Date published: 09/08/2022

The co-owner's liability insurance put at risk by some insurers

June 26, 2019 – Emeritus Lawyer and secretary general of the RGCQ, Yves Joli-Coeur, was in attendance (for a second time in two weeks) at the 98.5 FM radio station, where host Isabelle Maréchal was waiting for him.

Last week, this lawyer was asked to comment on a regulatory modernization project submitted by the Ministère du Tourisme du Québec, which wants to better regulate short-term Airbnb-type leasing. This week, he spoke to the audience listening to a an issue related to the co-owner’s liability insurance.

 

 

’Direct’’ fault

At the heart of the debate is an "obtuse" interpretation (according to Yves Joli-Coeur), by some insurers, of article 1074.2 of the Civil Code of Quebec. This could force a syndicate to pay its deductible itself, even if a loss originates from a private portion. This deductible may not be reimbursed by the insurer of the co-owner who would be responsible for it, for example, in the case of a leaking water heater or bathtub, unless the syndicate can prove that the co-owner has committed a "direct" fault.

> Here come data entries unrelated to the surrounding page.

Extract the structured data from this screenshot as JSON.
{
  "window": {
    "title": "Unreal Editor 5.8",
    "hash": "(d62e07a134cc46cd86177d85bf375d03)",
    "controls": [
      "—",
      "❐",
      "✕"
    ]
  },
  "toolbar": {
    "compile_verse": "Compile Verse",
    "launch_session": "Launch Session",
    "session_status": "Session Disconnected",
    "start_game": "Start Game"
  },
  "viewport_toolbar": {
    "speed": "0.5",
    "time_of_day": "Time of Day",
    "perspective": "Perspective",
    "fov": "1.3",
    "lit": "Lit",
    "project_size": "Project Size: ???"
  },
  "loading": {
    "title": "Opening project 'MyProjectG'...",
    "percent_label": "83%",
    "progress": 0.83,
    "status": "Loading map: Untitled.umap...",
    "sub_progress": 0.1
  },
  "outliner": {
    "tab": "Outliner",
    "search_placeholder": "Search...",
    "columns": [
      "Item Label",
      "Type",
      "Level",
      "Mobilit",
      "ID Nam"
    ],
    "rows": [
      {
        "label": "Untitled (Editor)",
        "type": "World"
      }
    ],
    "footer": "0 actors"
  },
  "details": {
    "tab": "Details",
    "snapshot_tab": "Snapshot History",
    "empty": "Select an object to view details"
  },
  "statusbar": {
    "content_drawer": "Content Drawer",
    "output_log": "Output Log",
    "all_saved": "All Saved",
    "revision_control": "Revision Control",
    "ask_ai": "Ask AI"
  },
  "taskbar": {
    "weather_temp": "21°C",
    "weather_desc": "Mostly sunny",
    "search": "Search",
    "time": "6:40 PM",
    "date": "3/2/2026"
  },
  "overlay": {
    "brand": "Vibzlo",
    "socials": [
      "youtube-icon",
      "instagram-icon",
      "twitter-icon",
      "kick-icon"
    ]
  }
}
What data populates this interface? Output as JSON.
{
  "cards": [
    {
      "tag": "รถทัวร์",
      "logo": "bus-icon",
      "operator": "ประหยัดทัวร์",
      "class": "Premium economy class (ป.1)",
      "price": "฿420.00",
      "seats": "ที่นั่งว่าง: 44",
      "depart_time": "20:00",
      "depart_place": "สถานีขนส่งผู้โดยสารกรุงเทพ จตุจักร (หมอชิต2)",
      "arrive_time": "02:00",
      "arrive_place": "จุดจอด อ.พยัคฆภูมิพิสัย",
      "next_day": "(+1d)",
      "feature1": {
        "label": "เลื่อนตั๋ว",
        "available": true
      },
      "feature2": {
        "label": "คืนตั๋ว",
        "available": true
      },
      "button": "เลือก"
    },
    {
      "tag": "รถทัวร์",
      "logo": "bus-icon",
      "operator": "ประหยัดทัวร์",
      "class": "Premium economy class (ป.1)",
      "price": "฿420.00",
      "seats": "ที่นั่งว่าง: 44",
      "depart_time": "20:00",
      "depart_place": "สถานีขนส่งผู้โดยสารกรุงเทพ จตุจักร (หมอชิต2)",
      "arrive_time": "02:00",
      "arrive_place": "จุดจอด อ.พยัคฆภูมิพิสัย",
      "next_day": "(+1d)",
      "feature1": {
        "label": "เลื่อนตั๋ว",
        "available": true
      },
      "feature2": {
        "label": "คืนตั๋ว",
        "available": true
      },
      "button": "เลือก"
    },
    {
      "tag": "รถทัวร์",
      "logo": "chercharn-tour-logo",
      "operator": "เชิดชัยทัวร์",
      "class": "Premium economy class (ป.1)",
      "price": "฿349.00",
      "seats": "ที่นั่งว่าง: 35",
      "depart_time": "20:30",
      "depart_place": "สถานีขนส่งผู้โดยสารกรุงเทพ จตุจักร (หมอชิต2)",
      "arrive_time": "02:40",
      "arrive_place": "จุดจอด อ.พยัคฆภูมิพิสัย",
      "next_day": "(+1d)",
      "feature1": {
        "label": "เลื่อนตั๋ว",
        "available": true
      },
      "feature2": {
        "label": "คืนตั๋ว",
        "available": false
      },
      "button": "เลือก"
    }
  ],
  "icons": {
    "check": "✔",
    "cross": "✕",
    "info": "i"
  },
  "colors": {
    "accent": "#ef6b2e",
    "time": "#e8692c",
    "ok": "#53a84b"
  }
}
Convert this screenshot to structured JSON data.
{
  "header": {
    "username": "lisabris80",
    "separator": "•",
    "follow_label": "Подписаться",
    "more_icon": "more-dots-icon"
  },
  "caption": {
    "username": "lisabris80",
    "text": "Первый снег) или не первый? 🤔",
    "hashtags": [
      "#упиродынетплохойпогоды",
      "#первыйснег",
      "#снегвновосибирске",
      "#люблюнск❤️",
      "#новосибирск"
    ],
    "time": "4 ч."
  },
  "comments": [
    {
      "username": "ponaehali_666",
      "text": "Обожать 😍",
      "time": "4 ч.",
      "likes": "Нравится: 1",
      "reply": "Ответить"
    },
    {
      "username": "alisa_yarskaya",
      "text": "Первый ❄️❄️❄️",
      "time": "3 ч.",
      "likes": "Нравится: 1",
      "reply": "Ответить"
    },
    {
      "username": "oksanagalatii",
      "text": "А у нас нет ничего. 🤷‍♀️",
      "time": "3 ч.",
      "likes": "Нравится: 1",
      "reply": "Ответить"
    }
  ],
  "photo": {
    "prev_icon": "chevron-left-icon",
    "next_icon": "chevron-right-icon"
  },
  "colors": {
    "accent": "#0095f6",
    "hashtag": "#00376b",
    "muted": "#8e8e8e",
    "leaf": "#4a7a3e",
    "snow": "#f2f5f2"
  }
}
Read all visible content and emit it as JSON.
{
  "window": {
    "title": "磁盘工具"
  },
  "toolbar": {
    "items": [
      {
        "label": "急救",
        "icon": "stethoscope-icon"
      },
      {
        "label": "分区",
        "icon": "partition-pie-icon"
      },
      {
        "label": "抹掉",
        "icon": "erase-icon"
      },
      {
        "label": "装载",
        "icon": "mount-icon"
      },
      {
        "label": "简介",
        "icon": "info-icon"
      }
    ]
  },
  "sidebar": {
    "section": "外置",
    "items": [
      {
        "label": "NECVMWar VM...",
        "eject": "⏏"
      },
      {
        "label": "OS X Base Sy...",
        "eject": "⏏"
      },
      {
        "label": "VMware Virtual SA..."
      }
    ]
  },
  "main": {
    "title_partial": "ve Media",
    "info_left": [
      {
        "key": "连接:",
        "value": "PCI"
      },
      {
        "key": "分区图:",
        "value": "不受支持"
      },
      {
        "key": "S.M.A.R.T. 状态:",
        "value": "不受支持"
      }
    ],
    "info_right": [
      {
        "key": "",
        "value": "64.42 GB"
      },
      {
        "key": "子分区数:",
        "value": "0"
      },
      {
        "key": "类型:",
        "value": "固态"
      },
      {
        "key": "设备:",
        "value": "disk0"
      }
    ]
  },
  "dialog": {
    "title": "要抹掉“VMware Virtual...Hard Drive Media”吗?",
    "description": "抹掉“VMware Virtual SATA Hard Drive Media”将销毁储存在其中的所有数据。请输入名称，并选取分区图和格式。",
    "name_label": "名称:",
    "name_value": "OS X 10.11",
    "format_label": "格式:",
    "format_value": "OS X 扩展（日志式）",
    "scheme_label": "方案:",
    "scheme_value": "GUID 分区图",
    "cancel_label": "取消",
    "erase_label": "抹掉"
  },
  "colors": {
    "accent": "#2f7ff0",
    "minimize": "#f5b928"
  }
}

This would (generally) involve legal recourse, which would contribute to clogging up the courts and could, to some extent, discourage many consumers from buying a condo. All this because of the "interpretation" of a section of the law by some insurers, argues Yves Joli-Coeur.  

Article 1074.2 stipulates that: "The sums incurred by the syndicate to pay the deductibles and make reparation for the injury caused to property in which the syndicate has an insurable interest may not be recovered from the co-owners otherwise than by their contribution for common expenses, subject to damages it can obtain from the co-owner bound to make reparation for the injury caused by the co-owner’s fault.’’

Semantic contest

However, some insurance companies claim that the terms "by the co-owner’s fault" are more restrictive than "being held liable", which gives rise to an "arbitrary semantic contest to avoid their obligation to pay," believes Yves Joli-Coeur. In such a situation, the financial burden would fall on a collectivity of co-owners, who would have to search their pockets to pay the deductible through a special assessment. This deductible can sometimes reach $10,000, $25,000 or even $50,000 or more.

This observation could have the effect of considerably weakening the financial health of a co-ownership. And for good reason, since this inadequate application of article 1074.2 in the insurance field will "plunge some syndicates of co-owners into a recurring operating deficit. The legislator will therefore have to correct the situation as soon as possible, so that this article of the law is properly applied," concludes Yves Joli-Coeur.